No man can be superhuman. The Avenger came about as close to it as a mortal can come. But even he was not infallible.
With the slight instant that his eyes were on the quarry lake, there was a berserk roar from the woods at their left. The roar of a heavy motor gunned to the full. Instantly Benson was vibrantly alert, again, but it was too late.
A heavy truck rocketed from the woods, down a lane so dim that it could only be seen when you were right at its mouth. It shot for the sedan. And its goal was absolutely assured.
There was a level, clear space at each side of the lane, where the truck could veer right or left if necessary. That meant that the sedan could stop still, back up, or shoot ahead — and still not get out of the way of the truck, which could change direction just as the sedan did.

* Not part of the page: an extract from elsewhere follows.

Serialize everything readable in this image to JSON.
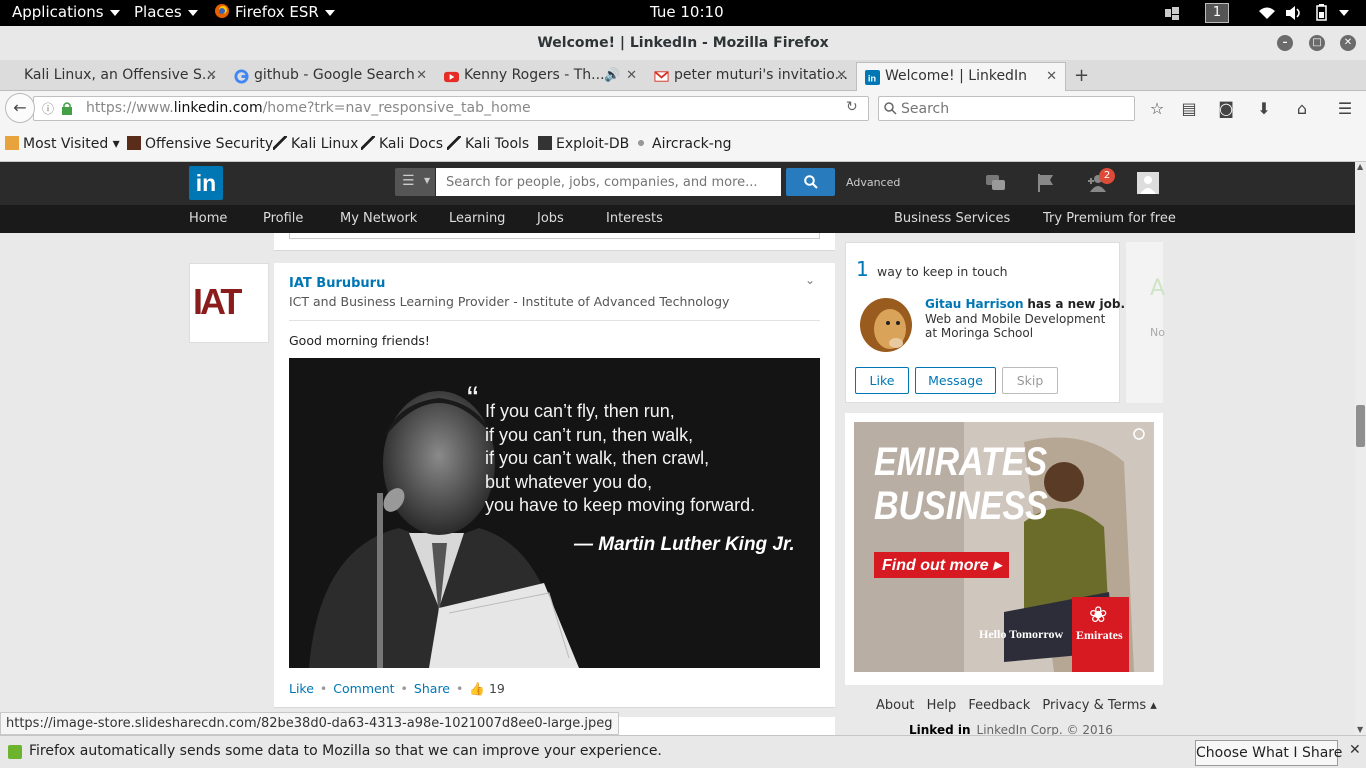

Benson tried to shoot ahead. The sedan motor roared with as deep a note as that of the truck motor as it hurled toward the car.
The heavy front bumper of the truck ground into the left front fender of the sedan, forced the wheels hard right.
Benson fought the steering wheel. With the astounding power that lay in his lithe body, he jerked them back in line. But the elephant weight of the truck was still jammed against their side, straining, pushing.
For an instant it looked as if the eight thousand pounds of the sedan would be enough; as if the steel hands at the steering wheel would be enough. But the instant passed!
The sedan leaned through the guard rail. Two wheels slid over the sheer edge of the old quarry. The track seemed to squeal with triumph like a vast boar. And then the sedan went over, with the four men in it.
It hit the water with a great splash, and sank, wavering from side to side like a dropped coin as long as the eye could follow its subterranean course. Then the eye could no longer see the sinking bulk. After all, it was sixty-eight feet down at this point.
There was no sound. The ripples subsided on the surface of the water. Air bubbles came from the black depths. Then these ceased, too.